Situationen und Porträts sind seine große Leidenschaft. Dabei spielt die Inszenierung für Ivo von Renner eine wichtige Rolle. Das einzelne Motiv wird präzise geplant und arrangiert. Bis zur Entstehung des fertigen Kunstwerks wird der Aufnahmeort sorgfältig ausgewählt und das natürliche Licht bei Bedarf mit zusätzlichen Lichtquellen ergänzt. Gleichzeitig fließen Zufälle beim Shooting ein und geben dem komponierten Bild die nötige Spontanität und Authentizität. Der extrovertierte Stil seiner Szenerien und Porträts kann als Selbstporträt des Hamburger Fotografen gelesen werden - eine polarisierende Mischung aus Inszenierung und Humor.
Von Renner, der für seine einzigartigen Perspektiven und seine Fähigkeit, das Unsichtbare sichtbar zu machen, bekannt ist, enthüllt in seiner neuesten Serie für das Schauspiel Stuttgart eine beeindruckende Kombination aus Technik, Ästhetik und fiktiver Erzählung: In zwölf Szenerien porträtiert er die Inszenierungen der Spielzeit 2023/24 mit insgesamt 44 Protagonist*innen.
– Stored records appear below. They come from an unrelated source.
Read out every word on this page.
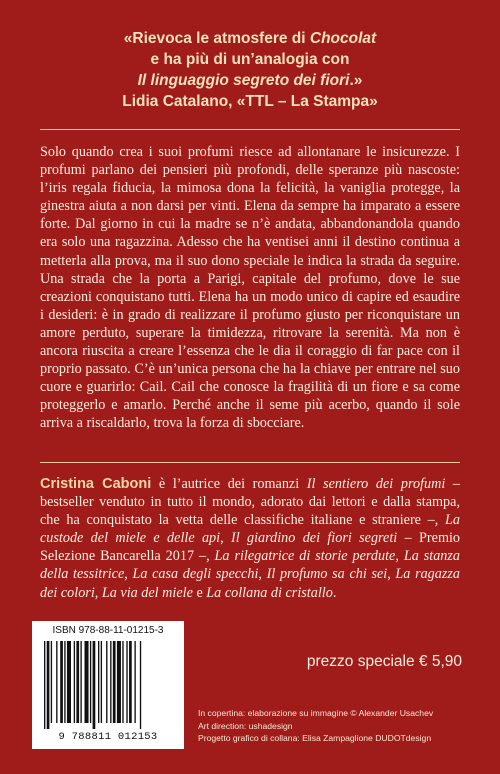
«Rievoca le atmosfere di Chocolat
e ha più di un’analogia con
Il linguaggio segreto dei fiori.»
Lidia Catalano, «TTL – La Stampa»
Solo quando crea i suoi profumi riesce ad allontanare le insicurezze. I profumi parlano dei pensieri più profondi, delle speranze più nascoste: l’iris regala fiducia, la mimosa dona la felicità, la vaniglia protegge, la ginestra aiuta a non darsi per vinti. Elena da sempre ha imparato a essere forte. Dal giorno in cui la madre se n’è andata, abbandonandola quando era solo una ragazzina. Adesso che ha ventisei anni il destino continua a metterla alla prova, ma il suo dono speciale le indica la strada da seguire. Una strada che la porta a Parigi, capitale del profumo, dove le sue creazioni conquistano tutti. Elena ha un modo unico di capire ed esaudire i desideri: è in grado di realizzare il profumo giusto per riconquistare un amore perduto, superare la timidezza, ritrovare la serenità. Ma non è ancora riuscita a creare l’essenza che le dia il coraggio di far pace con il proprio passato. C’è un’unica persona che ha la chiave per entrare nel suo cuore e guarirlo: Cail. Cail che conosce la fragilità di un fiore e sa come proteggerlo e amarlo. Perché anche il seme più acerbo, quando il sole arriva a riscaldarlo, trova la forza di sbocciare.
Cristina Caboni è l’autrice dei romanzi Il sentiero dei profumi – bestseller venduto in tutto il mondo, adorato dai lettori e dalla stampa, che ha conquistato la vetta delle classifiche italiane e straniere –, La custode del miele e delle api, Il giardino dei fiori segreti – Premio Selezione Bancarella 2017 –, La rilegatrice di storie perdute, La stanza della tessitrice, La casa degli specchi, Il profumo sa chi sei, La ragazza dei colori, La via del miele e La collana di cristallo.
ISBN 978-88-11-01215-3
9 788811 012153
prezzo speciale € 5,90
In copertina: elaborazione su immagine © Alexander Usachev
Art direction: ushadesign
Progetto grafico di collana: Elisa Zampaglione DUDOTdesign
Seine Inszenierungen für das Schauspiel Stuttgart sind für ihn eine Renaissance. Mit seiner Leica SL2 und der Erfahrung aus nahezu fünf Jahrzehnten sind hier unverkennbar Bilder mit seiner Handschrift entstanden. Jeder Inszenierung wird dabei individuell Rechnung getragen und die Fotografien von Ivo von Renner erweitern sie um eine fotografische Facette. Für aufmerksame Betrachter*innen sind verschiedene Orte in Stuttgart wiederzuentdecken: Das ehemalige Hotel Schlossgarten wird in das „Hotel Savoy“ verwandelt, die Schauspielerinnen aus „Der große Wind der Zeit“ nehmen den BIX Jazzclub ein und die beiden Verkörperungen des unzufriedenen Personals aus „Zeit wie im Fieber“ (Uraufführung 11. November 2023) posieren vor Graffiti-Wänden unter der König-Karl-Brücke in Stuttgart-Bad Cannstatt.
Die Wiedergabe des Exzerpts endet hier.